Mereka yang berhasil
dibidang politik bukan doktor ilmu sosial politik, tetapi mereka yang memiliki teman banyak dan jaringannya luas.
Jika konsep IQ (Intelligence Quotient) dijadikan patokan keberhasilan manusia
maka kami tidak sepakat dengan pendapat tersebut, sebab konsep tersebut bisa digugurkan dengan konsep Kecerdasan
Emosional atau EQ (Emotional Quotient) dan Kecerdasan Spiritual atau SQ
(Spiritual Quotient).
Tokoh pendidikan
nasional Ki Hajar Dewantoro (1908) mengemukakan tiga prinsip pembelajaran Ing
Ngarso Sung Tulodo (jadi pemimpin-guru jadilah teladan bagi siswanya), Ing
Madyo Mangun Karso (dalam pembelajaran membangun ide siswa dengan aktivitas
sehingga kompetensi siswa terbentuk), Tut Wuri Handayani (jadilah fasilitator
kegiatan siswa dalam mengembangkan life skill sehingga mereka menjadi pribadi
mandiri).
Sebelum lebih jauh,
patutnya kita memahami terlebih dahuli maksud dari ESQ (EMOSIONAL DAN SPIRITUAL
QUOTION), yang pertama saya akan menguraikan tentang makna dari kecerdasan
emosional.
Kecerdasan emosional
telah diterima dan diakui kegunaannya.
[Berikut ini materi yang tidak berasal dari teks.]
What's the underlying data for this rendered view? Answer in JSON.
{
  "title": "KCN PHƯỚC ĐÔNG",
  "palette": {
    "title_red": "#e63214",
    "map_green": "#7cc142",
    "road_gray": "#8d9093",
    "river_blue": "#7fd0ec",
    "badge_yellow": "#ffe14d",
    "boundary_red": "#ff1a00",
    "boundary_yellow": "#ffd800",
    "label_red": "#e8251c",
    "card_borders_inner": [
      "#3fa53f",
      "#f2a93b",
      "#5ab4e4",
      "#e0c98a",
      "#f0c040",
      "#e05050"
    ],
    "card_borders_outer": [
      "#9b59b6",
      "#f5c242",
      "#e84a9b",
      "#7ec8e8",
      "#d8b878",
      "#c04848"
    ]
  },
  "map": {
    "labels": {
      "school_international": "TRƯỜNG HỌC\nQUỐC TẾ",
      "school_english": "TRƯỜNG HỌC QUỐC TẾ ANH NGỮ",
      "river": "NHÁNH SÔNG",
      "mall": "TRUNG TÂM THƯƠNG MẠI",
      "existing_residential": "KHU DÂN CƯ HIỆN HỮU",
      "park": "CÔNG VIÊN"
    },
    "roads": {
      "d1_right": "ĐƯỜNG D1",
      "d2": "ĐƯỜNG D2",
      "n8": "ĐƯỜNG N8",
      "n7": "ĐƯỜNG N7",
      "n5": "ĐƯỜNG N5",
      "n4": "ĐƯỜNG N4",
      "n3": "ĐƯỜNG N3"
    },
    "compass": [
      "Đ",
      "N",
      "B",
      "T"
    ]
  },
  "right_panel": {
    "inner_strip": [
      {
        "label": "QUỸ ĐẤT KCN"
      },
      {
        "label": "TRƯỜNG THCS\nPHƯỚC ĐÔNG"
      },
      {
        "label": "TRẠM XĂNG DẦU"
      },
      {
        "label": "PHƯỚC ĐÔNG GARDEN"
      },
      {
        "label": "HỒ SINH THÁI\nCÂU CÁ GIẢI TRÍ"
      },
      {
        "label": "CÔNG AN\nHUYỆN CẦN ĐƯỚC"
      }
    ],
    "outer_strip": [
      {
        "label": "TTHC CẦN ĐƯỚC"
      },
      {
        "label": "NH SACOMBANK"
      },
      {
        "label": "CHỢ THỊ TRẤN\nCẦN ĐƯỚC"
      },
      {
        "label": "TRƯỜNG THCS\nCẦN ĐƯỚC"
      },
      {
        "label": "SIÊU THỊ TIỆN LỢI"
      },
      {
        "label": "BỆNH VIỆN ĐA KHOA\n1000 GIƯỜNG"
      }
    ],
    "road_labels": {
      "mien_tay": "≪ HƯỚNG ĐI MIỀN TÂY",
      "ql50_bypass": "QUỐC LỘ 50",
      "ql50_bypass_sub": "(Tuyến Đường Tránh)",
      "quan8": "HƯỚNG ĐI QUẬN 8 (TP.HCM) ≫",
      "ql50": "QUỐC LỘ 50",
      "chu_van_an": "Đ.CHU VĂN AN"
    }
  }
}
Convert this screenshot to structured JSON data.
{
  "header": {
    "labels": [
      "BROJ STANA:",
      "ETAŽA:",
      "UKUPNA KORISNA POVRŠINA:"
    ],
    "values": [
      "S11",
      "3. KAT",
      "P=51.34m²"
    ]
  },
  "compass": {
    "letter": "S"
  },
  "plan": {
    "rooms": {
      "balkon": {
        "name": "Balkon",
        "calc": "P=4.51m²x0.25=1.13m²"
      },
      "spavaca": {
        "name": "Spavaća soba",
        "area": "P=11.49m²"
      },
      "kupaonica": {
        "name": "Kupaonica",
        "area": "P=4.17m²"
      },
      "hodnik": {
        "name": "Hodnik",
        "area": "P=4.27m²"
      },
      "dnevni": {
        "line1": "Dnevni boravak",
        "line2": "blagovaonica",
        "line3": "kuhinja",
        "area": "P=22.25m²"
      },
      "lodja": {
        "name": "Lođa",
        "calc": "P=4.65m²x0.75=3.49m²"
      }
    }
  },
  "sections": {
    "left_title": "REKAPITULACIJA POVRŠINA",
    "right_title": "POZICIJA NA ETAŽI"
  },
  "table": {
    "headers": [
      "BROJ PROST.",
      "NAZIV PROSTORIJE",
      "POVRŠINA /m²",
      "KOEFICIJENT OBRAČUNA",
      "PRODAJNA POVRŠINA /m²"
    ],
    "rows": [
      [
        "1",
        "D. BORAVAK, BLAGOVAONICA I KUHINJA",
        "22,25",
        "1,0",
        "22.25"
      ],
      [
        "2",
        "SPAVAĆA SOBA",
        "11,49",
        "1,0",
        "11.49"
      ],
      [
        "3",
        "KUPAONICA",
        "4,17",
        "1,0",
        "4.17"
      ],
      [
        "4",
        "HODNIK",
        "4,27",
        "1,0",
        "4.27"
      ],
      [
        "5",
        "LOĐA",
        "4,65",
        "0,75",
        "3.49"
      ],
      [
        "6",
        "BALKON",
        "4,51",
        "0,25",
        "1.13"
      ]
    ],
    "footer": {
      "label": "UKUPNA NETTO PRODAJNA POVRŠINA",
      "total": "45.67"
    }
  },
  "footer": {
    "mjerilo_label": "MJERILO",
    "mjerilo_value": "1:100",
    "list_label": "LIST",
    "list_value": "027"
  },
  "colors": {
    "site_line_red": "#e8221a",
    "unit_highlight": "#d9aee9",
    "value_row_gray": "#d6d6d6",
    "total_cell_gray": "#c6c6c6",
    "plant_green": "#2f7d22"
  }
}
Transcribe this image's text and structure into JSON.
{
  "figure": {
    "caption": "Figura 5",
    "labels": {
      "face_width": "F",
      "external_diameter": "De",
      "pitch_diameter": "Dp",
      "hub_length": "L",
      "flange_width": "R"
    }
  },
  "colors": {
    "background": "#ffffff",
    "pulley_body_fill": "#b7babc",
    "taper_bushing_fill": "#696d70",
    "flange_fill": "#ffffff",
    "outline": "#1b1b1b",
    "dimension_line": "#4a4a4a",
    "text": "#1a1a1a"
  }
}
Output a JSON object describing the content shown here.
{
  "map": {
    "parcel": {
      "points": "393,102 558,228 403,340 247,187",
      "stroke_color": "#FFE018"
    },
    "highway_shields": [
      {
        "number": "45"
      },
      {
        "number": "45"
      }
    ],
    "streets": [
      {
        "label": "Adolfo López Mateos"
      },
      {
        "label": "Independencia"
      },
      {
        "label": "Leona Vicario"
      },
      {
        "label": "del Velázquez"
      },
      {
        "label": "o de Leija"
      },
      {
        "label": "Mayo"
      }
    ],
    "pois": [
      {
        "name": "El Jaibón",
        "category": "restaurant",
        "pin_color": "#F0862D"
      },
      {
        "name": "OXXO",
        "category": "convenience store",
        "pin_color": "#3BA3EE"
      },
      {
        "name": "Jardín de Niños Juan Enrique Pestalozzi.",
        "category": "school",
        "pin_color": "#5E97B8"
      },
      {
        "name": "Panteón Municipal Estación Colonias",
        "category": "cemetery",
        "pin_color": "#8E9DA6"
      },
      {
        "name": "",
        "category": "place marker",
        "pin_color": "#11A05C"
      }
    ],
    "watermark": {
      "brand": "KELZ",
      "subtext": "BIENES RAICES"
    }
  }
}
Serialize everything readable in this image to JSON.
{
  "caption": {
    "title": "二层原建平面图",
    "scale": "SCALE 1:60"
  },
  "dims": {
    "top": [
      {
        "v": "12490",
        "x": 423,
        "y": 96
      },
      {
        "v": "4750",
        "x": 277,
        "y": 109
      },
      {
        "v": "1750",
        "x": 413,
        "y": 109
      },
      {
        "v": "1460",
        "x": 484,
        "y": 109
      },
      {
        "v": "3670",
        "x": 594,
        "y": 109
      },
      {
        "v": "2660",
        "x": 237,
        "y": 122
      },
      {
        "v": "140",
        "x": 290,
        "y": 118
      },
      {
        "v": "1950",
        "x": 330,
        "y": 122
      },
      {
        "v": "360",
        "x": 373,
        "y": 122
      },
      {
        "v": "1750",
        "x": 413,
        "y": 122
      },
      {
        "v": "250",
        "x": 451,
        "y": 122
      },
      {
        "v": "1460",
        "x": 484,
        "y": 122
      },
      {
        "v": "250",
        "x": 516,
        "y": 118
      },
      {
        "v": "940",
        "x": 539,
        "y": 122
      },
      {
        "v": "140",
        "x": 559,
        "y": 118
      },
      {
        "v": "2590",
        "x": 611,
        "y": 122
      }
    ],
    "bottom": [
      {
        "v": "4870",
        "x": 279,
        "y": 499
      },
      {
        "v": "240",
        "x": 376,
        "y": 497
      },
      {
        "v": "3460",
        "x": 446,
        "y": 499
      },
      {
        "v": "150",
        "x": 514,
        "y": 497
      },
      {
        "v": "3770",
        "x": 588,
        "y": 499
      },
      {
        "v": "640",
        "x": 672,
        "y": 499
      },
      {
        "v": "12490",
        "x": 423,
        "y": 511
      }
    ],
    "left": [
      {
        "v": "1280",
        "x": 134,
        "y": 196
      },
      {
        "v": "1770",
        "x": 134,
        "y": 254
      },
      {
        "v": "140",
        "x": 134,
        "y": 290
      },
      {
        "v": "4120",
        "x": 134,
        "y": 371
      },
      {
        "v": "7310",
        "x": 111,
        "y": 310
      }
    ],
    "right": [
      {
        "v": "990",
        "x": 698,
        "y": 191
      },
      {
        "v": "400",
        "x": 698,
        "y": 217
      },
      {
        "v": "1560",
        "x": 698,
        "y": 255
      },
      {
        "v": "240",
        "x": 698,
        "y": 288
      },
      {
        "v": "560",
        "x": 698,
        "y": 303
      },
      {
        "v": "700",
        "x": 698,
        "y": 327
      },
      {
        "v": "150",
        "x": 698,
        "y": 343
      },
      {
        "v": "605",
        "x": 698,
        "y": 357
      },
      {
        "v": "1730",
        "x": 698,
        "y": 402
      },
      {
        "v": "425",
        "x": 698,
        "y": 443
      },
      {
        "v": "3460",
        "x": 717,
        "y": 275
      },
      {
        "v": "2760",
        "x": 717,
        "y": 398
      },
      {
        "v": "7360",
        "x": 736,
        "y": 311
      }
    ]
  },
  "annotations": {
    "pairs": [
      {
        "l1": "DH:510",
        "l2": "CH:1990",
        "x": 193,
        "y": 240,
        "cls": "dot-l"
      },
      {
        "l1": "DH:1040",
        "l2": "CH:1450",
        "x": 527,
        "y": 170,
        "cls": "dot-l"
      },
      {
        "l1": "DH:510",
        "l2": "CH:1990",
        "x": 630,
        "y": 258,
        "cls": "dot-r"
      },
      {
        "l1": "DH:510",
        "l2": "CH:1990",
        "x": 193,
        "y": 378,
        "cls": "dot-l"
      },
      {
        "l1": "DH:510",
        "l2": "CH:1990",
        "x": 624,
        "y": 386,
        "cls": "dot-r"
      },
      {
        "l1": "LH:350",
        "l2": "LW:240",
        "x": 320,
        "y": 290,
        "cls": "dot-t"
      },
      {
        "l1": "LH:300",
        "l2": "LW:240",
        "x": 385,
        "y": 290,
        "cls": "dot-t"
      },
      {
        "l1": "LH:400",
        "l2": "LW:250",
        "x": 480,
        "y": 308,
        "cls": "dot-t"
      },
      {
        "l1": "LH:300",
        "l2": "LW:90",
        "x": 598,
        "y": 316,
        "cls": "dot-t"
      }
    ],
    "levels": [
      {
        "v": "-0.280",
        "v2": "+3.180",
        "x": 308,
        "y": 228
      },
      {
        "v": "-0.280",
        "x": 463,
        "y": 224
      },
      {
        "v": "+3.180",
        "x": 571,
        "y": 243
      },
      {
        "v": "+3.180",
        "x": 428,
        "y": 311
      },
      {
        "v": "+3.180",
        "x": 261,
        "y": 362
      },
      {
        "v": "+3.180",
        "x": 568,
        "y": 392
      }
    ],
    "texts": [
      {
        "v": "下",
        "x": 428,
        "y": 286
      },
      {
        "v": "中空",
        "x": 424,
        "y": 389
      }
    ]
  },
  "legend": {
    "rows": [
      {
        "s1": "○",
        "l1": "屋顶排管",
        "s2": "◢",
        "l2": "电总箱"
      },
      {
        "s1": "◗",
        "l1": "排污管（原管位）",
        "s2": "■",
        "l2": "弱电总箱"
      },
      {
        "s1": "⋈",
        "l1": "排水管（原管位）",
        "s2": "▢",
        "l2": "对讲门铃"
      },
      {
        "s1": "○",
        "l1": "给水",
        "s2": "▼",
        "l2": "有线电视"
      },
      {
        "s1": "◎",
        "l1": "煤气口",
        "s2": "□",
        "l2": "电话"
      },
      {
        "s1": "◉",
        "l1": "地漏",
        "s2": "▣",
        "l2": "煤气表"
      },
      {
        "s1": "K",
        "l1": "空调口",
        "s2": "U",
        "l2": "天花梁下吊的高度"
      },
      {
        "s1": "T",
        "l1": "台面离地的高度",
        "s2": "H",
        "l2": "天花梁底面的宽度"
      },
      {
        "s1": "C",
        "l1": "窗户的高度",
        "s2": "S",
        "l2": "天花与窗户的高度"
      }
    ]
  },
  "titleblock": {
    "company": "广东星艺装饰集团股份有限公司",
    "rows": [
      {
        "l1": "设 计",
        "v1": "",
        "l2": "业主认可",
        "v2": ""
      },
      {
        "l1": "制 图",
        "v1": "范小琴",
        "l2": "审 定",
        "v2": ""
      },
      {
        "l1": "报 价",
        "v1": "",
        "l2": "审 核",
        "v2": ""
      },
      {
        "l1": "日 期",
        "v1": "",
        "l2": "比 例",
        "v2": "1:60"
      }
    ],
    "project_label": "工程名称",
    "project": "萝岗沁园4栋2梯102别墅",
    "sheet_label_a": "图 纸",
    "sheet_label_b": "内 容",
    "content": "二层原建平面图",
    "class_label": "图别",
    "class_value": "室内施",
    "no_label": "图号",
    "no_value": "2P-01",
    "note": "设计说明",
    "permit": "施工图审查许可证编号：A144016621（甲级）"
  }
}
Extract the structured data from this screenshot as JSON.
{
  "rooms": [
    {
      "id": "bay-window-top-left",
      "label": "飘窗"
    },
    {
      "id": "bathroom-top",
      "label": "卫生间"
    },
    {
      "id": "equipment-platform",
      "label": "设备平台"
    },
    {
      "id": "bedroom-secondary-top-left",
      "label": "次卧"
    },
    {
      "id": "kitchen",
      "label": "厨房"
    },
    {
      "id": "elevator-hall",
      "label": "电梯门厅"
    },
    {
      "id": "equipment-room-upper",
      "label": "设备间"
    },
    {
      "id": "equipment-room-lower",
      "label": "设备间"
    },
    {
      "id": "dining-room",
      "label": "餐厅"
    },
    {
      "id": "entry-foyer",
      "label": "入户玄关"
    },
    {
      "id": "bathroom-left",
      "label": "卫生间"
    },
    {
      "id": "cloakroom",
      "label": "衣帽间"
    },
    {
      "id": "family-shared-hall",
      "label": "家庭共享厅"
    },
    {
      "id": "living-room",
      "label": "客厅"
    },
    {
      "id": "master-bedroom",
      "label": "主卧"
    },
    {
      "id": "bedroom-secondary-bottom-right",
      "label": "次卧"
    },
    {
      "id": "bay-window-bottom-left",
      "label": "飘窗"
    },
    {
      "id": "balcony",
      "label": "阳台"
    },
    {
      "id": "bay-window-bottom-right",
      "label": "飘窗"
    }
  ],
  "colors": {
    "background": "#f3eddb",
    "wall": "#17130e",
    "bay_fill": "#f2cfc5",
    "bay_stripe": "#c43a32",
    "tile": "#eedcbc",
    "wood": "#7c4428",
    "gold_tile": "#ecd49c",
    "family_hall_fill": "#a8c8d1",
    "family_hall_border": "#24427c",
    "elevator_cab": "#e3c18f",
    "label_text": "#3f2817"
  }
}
Studi-studi menunjukkan bahwa seorang
eksekutif atau profesional yang secara teknik unggul dan memiliki EQ yang
tinggi adalah orang-orang yang mampu mengatasi konflik, melihat kesenjangan
yang perlu dijembatani atau diisi, melihat hubungan yang tersembunyi yang
menjanjikan peluang, berinteraksi, penuh pertimbangan untuk menghasilkan yang
lebih berharga, lebih siap, lebih cekatan, dan lebih cepat dibanding orang
lain.
Istilah kecerdasan emosi
pertama kali berasal dari konsep kecerdasan sosial yang dikemukakan oleh
Thordike pada tahun 1920 dengan membagi 3 bidang kecerdasan yaitu kecerdasan
abstrak (seperti kemampuan memahami dan memanipulasi simbol verbal dan
matematika), kecerdasan konkrit seperti kemampuan memahami dan memanipulasi
objek, dan kecerdasan sosial seperti kemampuan berhubungan dengan orang lain.
Dari penjabaran tersebut
maka dapat kita pahami bahwa kecerdasan emosional yaitu kemampuan mengenali
emosi diri, kemampuan mengelola emosi, kemampuan memotivasi diri, kemampuan
mengenali emosi orang lain dan kemampuan membina hubungan.
Kita sebagai orangtua
sejauh mana membekali buah hati kita bisa mempunyai kepekaan atau membaca
perasaan terdalam orang lain (empati), kemampuan untuk menyelesaikan konflik,
kemampuan untuk memotivasi diri sendiri dan bertahan menghadapi frustasi,
kesanggupan untuk mengendalikan dorongan hati dan emosi, semua hal tersebut
dibutuhkan pengendalian diri, semangat, dan ketekunan.
Sedangkan dalam
mengembangkan kecerdasan spiritual, kita sebagai orangtua dapat memulainya dari
lingkungan keluarga, yakni dengan cara melatih anak-anak melakukan tugas
hariannya dengan kesadaran dan dorongan motivasi dari dalam. Seorang anak
diberi kasih sayang dan tidak perlu dimanjakan karena akan mengembangkan sifat
mementingkan diri sendiri dan mengabaikan kebutuhan orang lain, kikir dan
berpikiran sempit.
Sebagai orang tua, kita
harus menciptakan suasana lingkungan keluarga penuh kasih dan pengalaman saling
memaafkan. Anak perlu belajar untuk bisa menerima dan mendengarkan dengan baik,
terhadap diri sendiri maupun orang lain. Adapun beberapa hal yang perlu kita
perhatikan yaitu,
Pembiasaan. Misalnya
membiasakan anak sejak kecil untuk bangun pagi, beribadah bersama, membaca
buku-buku agama, berlaku sopan pada siapapun, berlaku jujur, perlu untuk
dibiasakan. Anak-anak kita seyogyanya kita
sadarkan bahwa mereka kelak harus mempertanggungjawabkan perbuatan
mereka di hadapan Sang Pencipta. Dengan upaya tersebut, kiat sebagai orangtua
sudah membekali nilai-nilai kecerdasan spiritual kepada anak.
Keteladanan. Keteladanan
yang diberikan orang tua dan keluarga akan memberikan dampak yang baik pada
diri pribadi anak. Tanpa keteladanan yang baik dari orang tua, pendidikan
terhadap anak tidak akan berhasil dan nasehat-nasehat tidak akan membekas.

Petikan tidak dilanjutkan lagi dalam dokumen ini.